Water Tests In A Brackish Tank

aurion

Hello, I'm a newbie trying to create a low end brackish tank (SG 1.005) to keep gobies with swordtails. I did 5 weeks of dry start in a planted soil tank and flooded the tank 2 days ago. I'm using Seachem brackish salt, which I already used 2 jars of to reach 1.005 for my 20 gallon long tank. I'm using the API freshwater kit to test ammonia levels, and they are rising exponentially (there are no fish in the tank, still cycling). One thing that concerns me though is that a white cloudy precipitate forms in the tube when I add the testing reagents... it didn't do that before I added the brackish salt so I'm guessing that the salts are reacting with whatever is in the reagents. Would appreciate input from all the brackish gurus out there about what to do. Thank you!
 

Fisker

Never had that issue when using API on freshwater, brackish, or saltwater. That said, I use Instant Ocean salt, and not Seachem. I actually didn't know that Seachem had their own salt line. Regardless, as long as the test seems to be reading accurately, I wouldn't worry about it. I would switch over to Instant Ocean, though, as I'd imagine you'd pay MUCH, MUCH less per lb of salt.

Be careful not to let your SG creep up too much with swordtails. They can definitely handle some salt, and I find that they do better with SOME salt in their water - I kept some at 1.004 and they thrived. However, if I got behind on top-offs, and it crept up to 1.006 (which happened quite often, as it was a paludarium) I noticed that some of them seemed stress, although all other parameters were within range. The swordtails I was keeping were a pretty "fancy" strain, and probably hadn't encountered much salt in many, many generations, so YMMV, but still. In general, swordtails and platies are both much less salt-tolerant than guppies, endlers, and mollies.
 

aurion

Never had that issue when using API on freshwater, brackish, or saltwater. That said, I use Instant Ocean salt, and not Seachem. I actually didn't know that Seachem had their own salt line. Regardless, as long as the test seems to be reading accurately, I wouldn't worry about it. I would switch over to Instant Ocean, though, as I'd imagine you'd pay MUCH, MUCH less per lb of salt.

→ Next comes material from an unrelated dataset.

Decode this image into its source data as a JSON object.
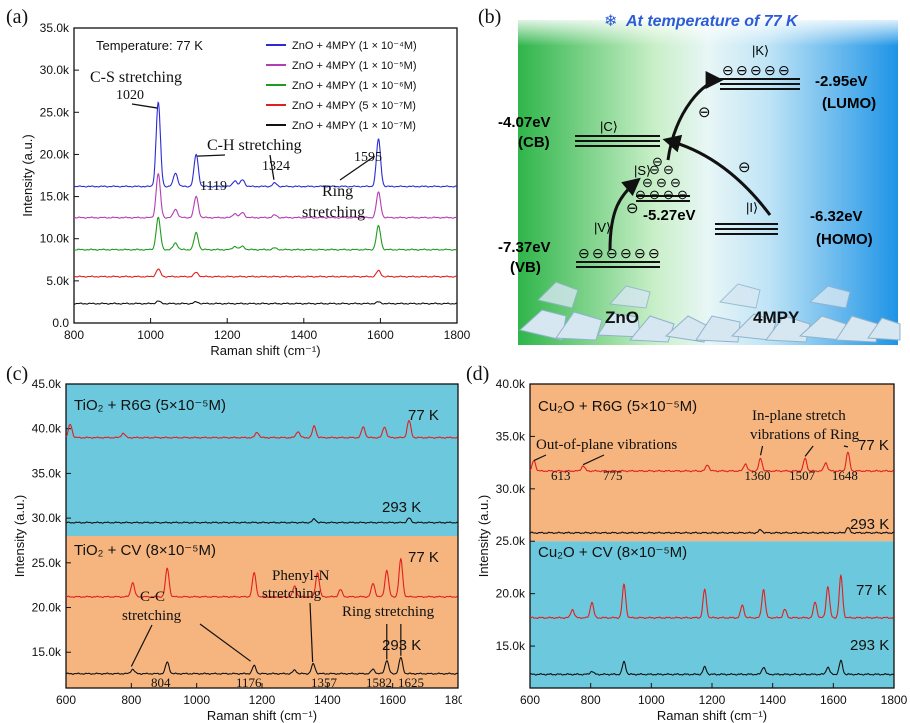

Be careful not to let your SG creep up too much with swordtails. They can definitely handle some salt, and I find that they do better with SOME salt in their water - I kept some at 1.004 and they thrived. However, if I got behind on top-offs, and it crept up to 1.006 (which happened quite often, as it was a paludarium) I noticed that some of them seemed stress, although all other parameters were within range. The swordtails I was keeping were a pretty "fancy" strain, and probably hadn't encountered much salt in many, many generations, so YMMV, but still. In general, swordtails and platies are both much less salt-tolerant than guppies, endlers, and mollies.

Thanks for the great tip - out of curiosity, which strain of swordtail did you keep? I'm on the lookout for fancy strains (like maybe some alphas) for when the time comes... they'd be the centerpiece and the priority so I don't want to stress them out.
I was planning on keeping a desert goby if I could find one, or a knight goby if not, hence the aI'm for 1.005, but I'd put less salt in if they'd be ok with it. I have dwarf hair grass and Java moss, I'm guessing they'd do better with less salt too?
 

Dch48

I get the slight cloudiness as well when testing my 1.010 water and I use Instant Ocean. I just marked it up as being because of the salt. It doesn't do it with the other tests, only the Ammonia one.

Everything in my Opae'Ula tank is going well but I decided to test the water anyway. I got the expected 0 Ammonia and 0 Nitrite but what surprised me is that there is also 0 Nitrate. There used to be Nitrate of about 5. I guess the macroalgae (which is growing) is absorbing the Nitrates? Maybe that's also why there is no longer any other kind of visible algae even though the tank gets a few hours of indirect sunlight and that tank lights are on for 12 hours every day. At one point there was a lot of brown and some green spot algae on the glass. It's now gone as well as the visible slime coating on an empty Nerite shell. I know the 16 shrimp and one Horned Nerite have eaten a lot of it but it is not growing back at all.
 

Minxxy

HI, welcome! My ammonia is cloudy as well on my brackish tank, there's nothing to worry about.
If your centerpiece fish is the swords it would be much easier to keep them in fresh and scrap the goby, also the plants would do much better in fresh as well.